Vinci attend son heure. Calmement. Lors de la présentation ce jeudi des résultats financiers 2017 qui ont vu le bénéfice net augmenter de 15%, à 2,737 milliards d'euros, Xavier Huillard, le Pdg du groupe, a réitéré son intérêt pour ADP, le gestionnaire des aéroports parisiens de Roissy-Charles de Gaulle, d'Orly et du Bourget, en cas de privatisation de ce dernier. Rien de surprenant. Depuis son entrée au capital d'ADP en 2008 à hauteur de 3,3% (8% depuis 2013), Vinci attend patiemment son heure. Celle-ci a de fortes chances d'arriver en 2018. Le groupe qui revendique la quatrième place mondiale parmi les acteurs du secteur aéroportuaire fait figure de grand favori.

Quelles conditions?

«Je vous confirme que selon ce qui sera décidé par l'État, nous devrions être intéressés et qu'il est absolument impossible d'en dire plus aujourd'hui puisque l'État lui-même n'a pas pris ses propres décisions», a déclaré, Xavier Huillard. «Nous ne savons toujours pas si l'État veut bouger et dans l'hypothèse où il veut bouger, nous ne savons pas comment il veut bouger, quel pourcentage il serait prêt à mettre sur le marché et comment il s'y prendra».

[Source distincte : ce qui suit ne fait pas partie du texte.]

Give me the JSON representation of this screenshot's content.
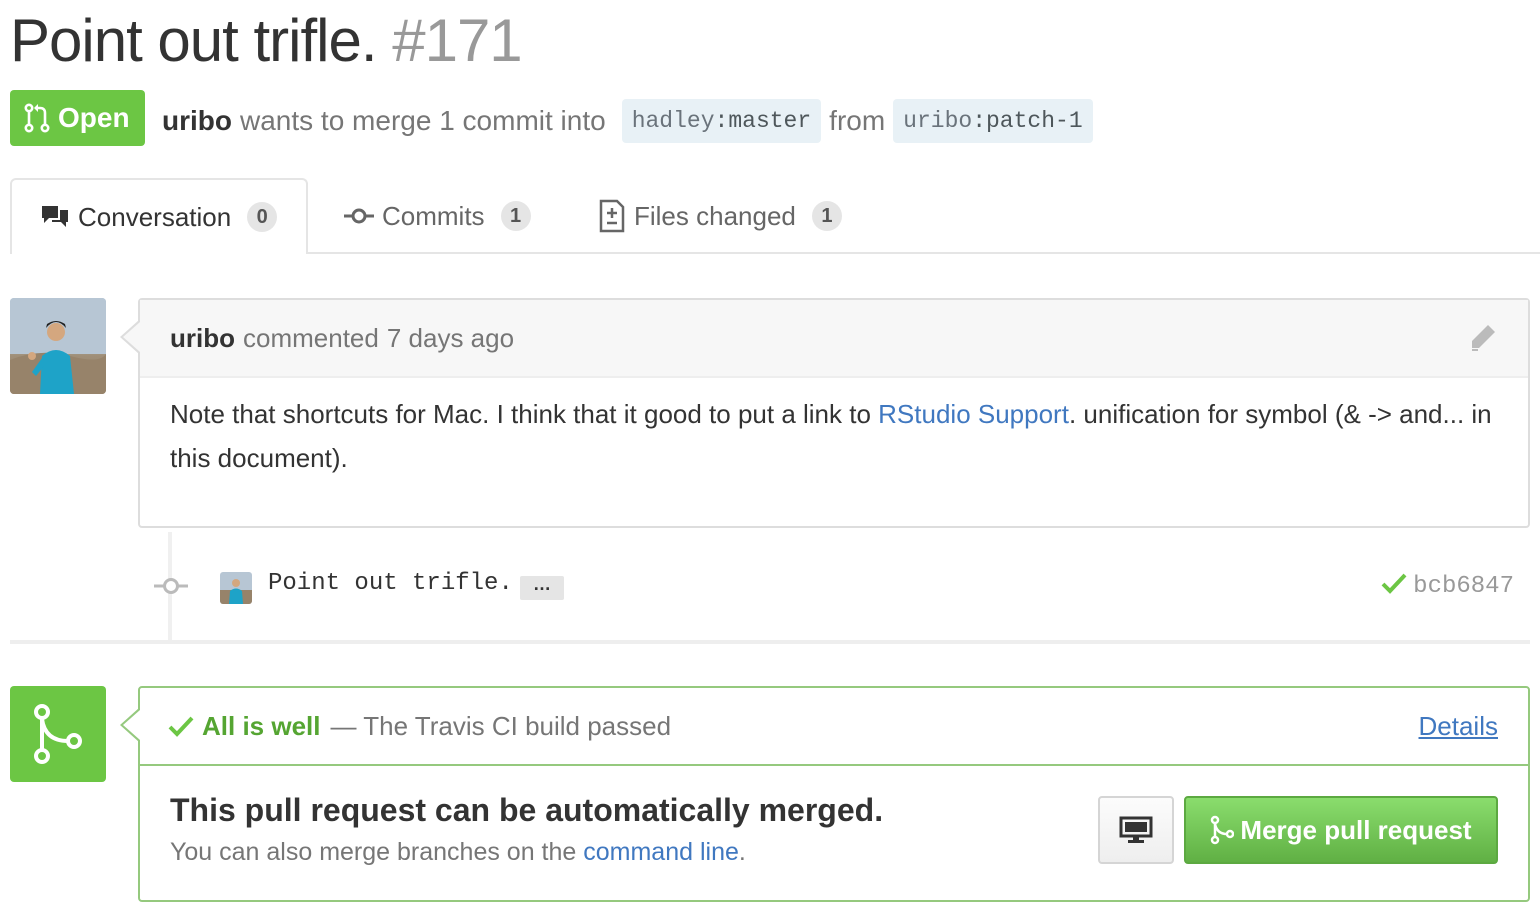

Il y a trois semaines, lors de la présentation de ses vœux à la presse, Xavier Huillard avait tenu des propos similaires en précisant néanmoins à ce moment-là "qu'à travers les échos" qu'il avait eu de la part de "différents contacts", il pensait que "cela pourrait bouger en 2018".

Pour autant, si le groupe est intéressé, il sera très attentif aux conditions de privatisation et notamment sur le niveau de participation que cédera l'Etat et sur la façon dont il le fera.

L'État va-t-il en effet lancer "une consultation qui permettrait à un actionnaire d'assurer son contrôle sur ADP" ou, au contraire préfèrera-t-il "découper en morceaux sa participation pour être certain d'avoir en face de lui un grand  nombre d'actionnaires et non un actionnaire dominant"?  s'était interrogé Xavier Huillard.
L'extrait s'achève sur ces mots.